There are two special orders, which serve to close a trade: Take Profit order or TP and Stop Loss order or SL. These orders make trading results more predictable.
A Stop Loss is an exit order, which is used to limit the amount of loss that a trader may take on a trade if the market goes against them.
When you open an order, it’s better to minimize the possible risks. So, if you are going to open a buy order, place Stop Loss below the current price so that if the price falls, your Stop order will automatically close you out of that trade protecting you from losing more.
Successful risk management means that the losses are minimized. Stop Loss can be an efficient solution for that. If you’ve decided to use a Stop Loss order, it’s very important to find a good place for it. The simplest way is to place SL for a buy trade at the previous low. To learn other approaches, read our article “How to place a Stop Loss order”.

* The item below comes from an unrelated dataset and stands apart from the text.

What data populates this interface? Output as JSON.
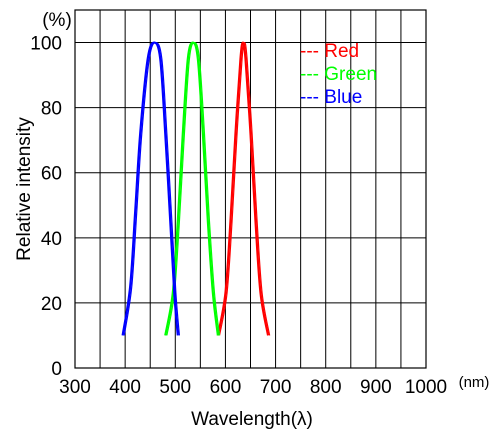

Let’s say you expect the price to go up, and you want to open a buy order. If your forecast is right, the price will rise. However, it won’t rise forever, but will reverse down at some point. That’s why you can use a TP that will close your positions before the price reverses.
In other words, TP is a profit target. You need to place TP at the level you expect the price to reach (it is often the previous high). If you buy, TP will be above the current price. If you sell it will be below it. That’s it! Easy, right?
- Currency pairs are traded in lots. One standard lot on Forex equals 100,000 base or account currency units.
- A point represent the smallest change the price can make.
- A trader can use leverage to increase the amount of capital to trade.
- Proper risk management means that losses should be minimized, while profit is maximized, that’s why traders should use Take Profit and Stop Loss orders.